WASHINGTON - Oggi il “Lone Star State” diventa l’epicentro della politica statunitense. Con l’apertura dei seggi per le primarie, il Texas dà ufficialmente il via al ciclo delle Midterm 2026. Non è solo una sfida locale: il verdetto di stasera determinerà la traiettoria della battaglia per il controllo del Congresso e testerà la tenuta dell’establishment repubblicano contro l’ondata populista.
Il senatore in carica John Cornyn, al suo quarto mandato, affronta la tempesta perfetta. Storicamente considerato intoccabile, Cornyn si trova a rincorrere il Procuratore Generale Ken Paxton, volto di punta del movimento Maga e sostenuto dalla base più dura nonostante i passati scandali finanziari.

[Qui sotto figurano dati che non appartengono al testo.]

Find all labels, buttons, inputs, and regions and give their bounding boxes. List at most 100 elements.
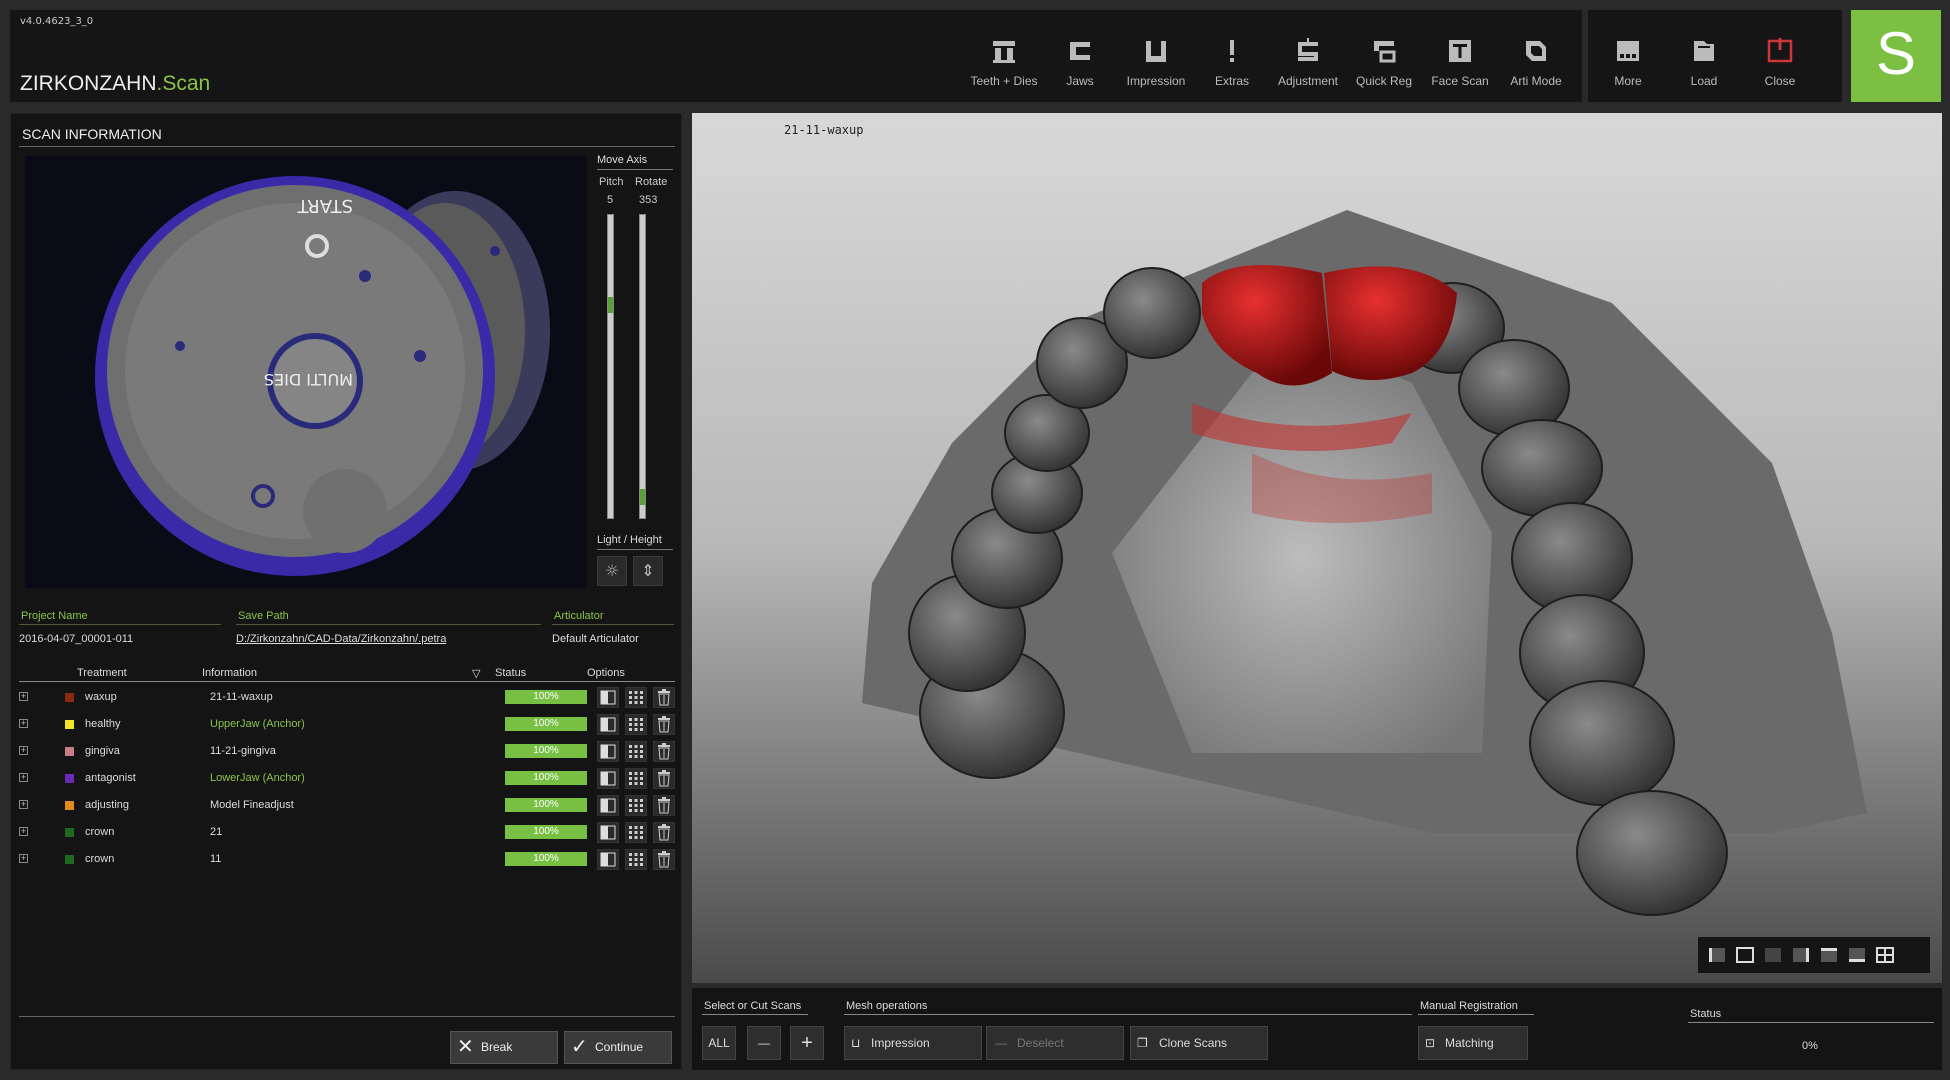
visibility-toggle-icon[interactable] xyxy=(597,795,619,816)
mesh-grid-icon[interactable] xyxy=(625,795,647,816)
quick-reg-button[interactable]: Quick Reg xyxy=(1346,28,1422,98)
version-label: v4.0.4623_3_0 xyxy=(20,16,94,27)
view-left-icon[interactable] xyxy=(1708,947,1726,963)
expand-icon[interactable]: + xyxy=(19,692,28,701)
jaws-button[interactable]: Jaws xyxy=(1042,28,1118,98)
height-icon: ⇕ xyxy=(641,561,655,580)
x-icon: ✕ xyxy=(457,1036,474,1058)
table-row[interactable]: + gingiva 11-21-gingiva 100% xyxy=(19,739,675,766)
break-button[interactable]: ✕ Break xyxy=(450,1031,558,1064)
view-top-icon[interactable] xyxy=(1820,947,1838,963)
view-back-icon[interactable] xyxy=(1764,947,1782,963)
trash-icon[interactable] xyxy=(653,768,675,789)
view-front-icon[interactable] xyxy=(1736,947,1754,963)
jaws-label: Jaws xyxy=(1066,74,1094,88)
adjustment-label: Adjustment xyxy=(1277,74,1339,88)
trash-icon[interactable] xyxy=(653,822,675,843)
col-options: Options xyxy=(587,667,625,679)
expand-icon[interactable]: + xyxy=(19,773,28,782)
light-height-title: Light / Height xyxy=(597,534,662,546)
table-row[interactable]: + waxup 21-11-waxup 100% xyxy=(19,685,675,712)
table-row[interactable]: + healthy UpperJaw (Anchor) 100% xyxy=(19,712,675,739)
expand-icon[interactable]: + xyxy=(19,800,28,809)
save-path-link[interactable]: D:/Zirkonzahn/CAD-Data/Zirkonzahn/.petra xyxy=(236,633,446,645)
divider xyxy=(702,1014,808,1015)
extras-button[interactable]: Extras xyxy=(1194,28,1270,98)
view-all-icon[interactable] xyxy=(1876,947,1894,963)
visibility-toggle-icon[interactable] xyxy=(597,768,619,789)
rotate-slider[interactable] xyxy=(639,214,646,519)
visibility-toggle-icon[interactable] xyxy=(597,849,619,870)
mesh-grid-icon[interactable] xyxy=(625,741,647,762)
view-right-icon[interactable] xyxy=(1792,947,1810,963)
select-all-button[interactable]: ALL xyxy=(702,1026,736,1060)
trash-icon[interactable] xyxy=(653,687,675,708)
arti-mode-button[interactable]: Arti Mode xyxy=(1498,28,1574,98)
minus-button[interactable]: — xyxy=(747,1026,781,1060)
pitch-slider[interactable] xyxy=(607,214,614,519)
trash-icon[interactable] xyxy=(653,795,675,816)
table-row[interactable]: + crown 21 100% xyxy=(19,820,675,847)
matching-button[interactable]: ⊡ Matching xyxy=(1418,1026,1528,1060)
adjustment-button[interactable]: Adjustment xyxy=(1270,28,1346,98)
view-bottom-icon[interactable] xyxy=(1848,947,1866,963)
trash-icon[interactable] xyxy=(653,849,675,870)
teeth-dies-button[interactable]: Teeth + Dies xyxy=(966,28,1042,98)
clone-scans-button[interactable]: ❐ Clone Scans xyxy=(1130,1026,1268,1060)
table-row[interactable]: + antagonist LowerJaw (Anchor) 100% xyxy=(19,766,675,793)
mesh-grid-icon[interactable] xyxy=(625,687,647,708)
expand-icon[interactable]: + xyxy=(19,719,28,728)
divider xyxy=(597,549,673,550)
select-cut-title: Select or Cut Scans xyxy=(704,1000,802,1012)
clone-icon: ❐ xyxy=(1137,1036,1148,1050)
load-button[interactable]: Load xyxy=(1666,28,1742,98)
more-button[interactable]: More xyxy=(1590,28,1666,98)
close-label: Close xyxy=(1764,74,1796,88)
visibility-toggle-icon[interactable] xyxy=(597,822,619,843)
visibility-toggle-icon[interactable] xyxy=(597,714,619,735)
deselect-button[interactable]: — Deselect xyxy=(986,1026,1124,1060)
mesh-grid-icon[interactable] xyxy=(625,768,647,789)
mesh-grid-icon[interactable] xyxy=(625,714,647,735)
pitch-slider-handle[interactable] xyxy=(608,297,613,313)
impression-button[interactable]: Impression xyxy=(1118,28,1194,98)
face-scan-button[interactable]: Face Scan xyxy=(1422,28,1498,98)
mesh-grid-icon[interactable] xyxy=(625,849,647,870)
expand-icon[interactable]: + xyxy=(19,854,28,863)
treatment-info: 21-11-waxup xyxy=(210,691,273,703)
move-axis-title: Move Axis xyxy=(597,154,648,166)
adjustment-icon xyxy=(1293,36,1323,66)
treatment-info: 11 xyxy=(210,853,222,865)
3d-viewport[interactable]: 21-11-waxup xyxy=(692,113,1942,983)
rotate-slider-handle[interactable] xyxy=(640,489,645,505)
visibility-toggle-icon[interactable] xyxy=(597,687,619,708)
brand-main: ZIRKONZAHN xyxy=(20,72,157,95)
continue-button[interactable]: ✓ Continue xyxy=(564,1031,672,1064)
impression-op-button[interactable]: ⊔ Impression xyxy=(844,1026,982,1060)
expand-icon[interactable]: + xyxy=(19,827,28,836)
light-button[interactable]: ☼ xyxy=(597,556,627,586)
table-row[interactable]: + adjusting Model Fineadjust 100% xyxy=(19,793,675,820)
mesh-grid-icon[interactable] xyxy=(625,822,647,843)
treatment-name: antagonist xyxy=(85,772,136,784)
power-icon xyxy=(1765,36,1795,66)
bottom-toolbar: Select or Cut Scans ALL — + Mesh operati… xyxy=(692,988,1942,1070)
status-bar: 100% xyxy=(505,690,587,704)
expand-icon[interactable]: + xyxy=(19,746,28,755)
panel-title: SCAN INFORMATION xyxy=(22,126,162,142)
deselect-icon: — xyxy=(995,1036,1007,1050)
plus-button[interactable]: + xyxy=(790,1026,824,1060)
height-button[interactable]: ⇕ xyxy=(633,556,663,586)
visibility-toggle-icon[interactable] xyxy=(597,741,619,762)
trash-icon[interactable] xyxy=(653,714,675,735)
table-row[interactable]: + crown 11 100% xyxy=(19,847,675,874)
treatment-color-swatch xyxy=(65,801,74,810)
divider xyxy=(19,681,675,682)
arti-mode-label: Arti Mode xyxy=(1510,74,1562,88)
status-value: 0% xyxy=(1802,1040,1818,1052)
filter-icon[interactable]: ▽ xyxy=(472,667,480,680)
trash-icon[interactable] xyxy=(653,741,675,762)
quick-reg-icon xyxy=(1369,36,1399,66)
close-button[interactable]: Close xyxy=(1742,28,1818,98)
treatment-info: UpperJaw (Anchor) xyxy=(210,718,305,730)
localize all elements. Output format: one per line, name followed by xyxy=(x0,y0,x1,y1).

Decision Desk HQ vede Paxton in vantaggio al 39% contro il 35% di Cornyn: poiché nessuno sembra destinato a superare la soglia del 50%, lo scenario più probabile è un ballottaggio fissato per il 26 maggio.
Sebbene tutti i candidati (incluso il deputato Wesley Hunt, fermo al 17%) abbiano giurato fedeltà a Donald Trump, l’assenza di un endorsement ufficiale del Presidente ha trasformato la corsa in una lotta fratricida per l’egemonia interna al partito.
Sul fronte opposto, il Partito Democratico registra un entusiasmo senza precedenti, sognando la prima vittoria statale da decenni. Il duello è tra due stili opposti di leadership: da una parte Jasmine Crockett, deputata progressista, nota per i suoi interventi virali e i toni taglienti, punta a mobilitare la base urbana e le minoranze. Dall’altra James Talarico, ex insegnante e seminarista presbiteriano, che propone una visione più moderata e unificante, mirata a sedurre gli elettori delle aree suburbane delusi dal radicalismo repubblicano.
“Stiamo guardando l’elefante nella stanza — ha dichiarato Vinny Minchillo al The Hill — Per la prima volta in una generazione abbiamo primarie competitive su entrambi i fronti”.
L’intensità dello scontro è testimoniata da numeri da capogiro: una spesa pubblicitaria di oltre 128 milioni di dollari, di cui 70 milioni destinati solo alla difesa del seggio di Cornyn.
I dati di VoteHub sul voto anticipato mostrano una partecipazione straordinaria. I democratici hanno già espresso 1,5 milioni di schede, più del doppio rispetto al 2022 (625.000), superando persino l’affluenza anticipata dei repubblicani (1,3 milioni).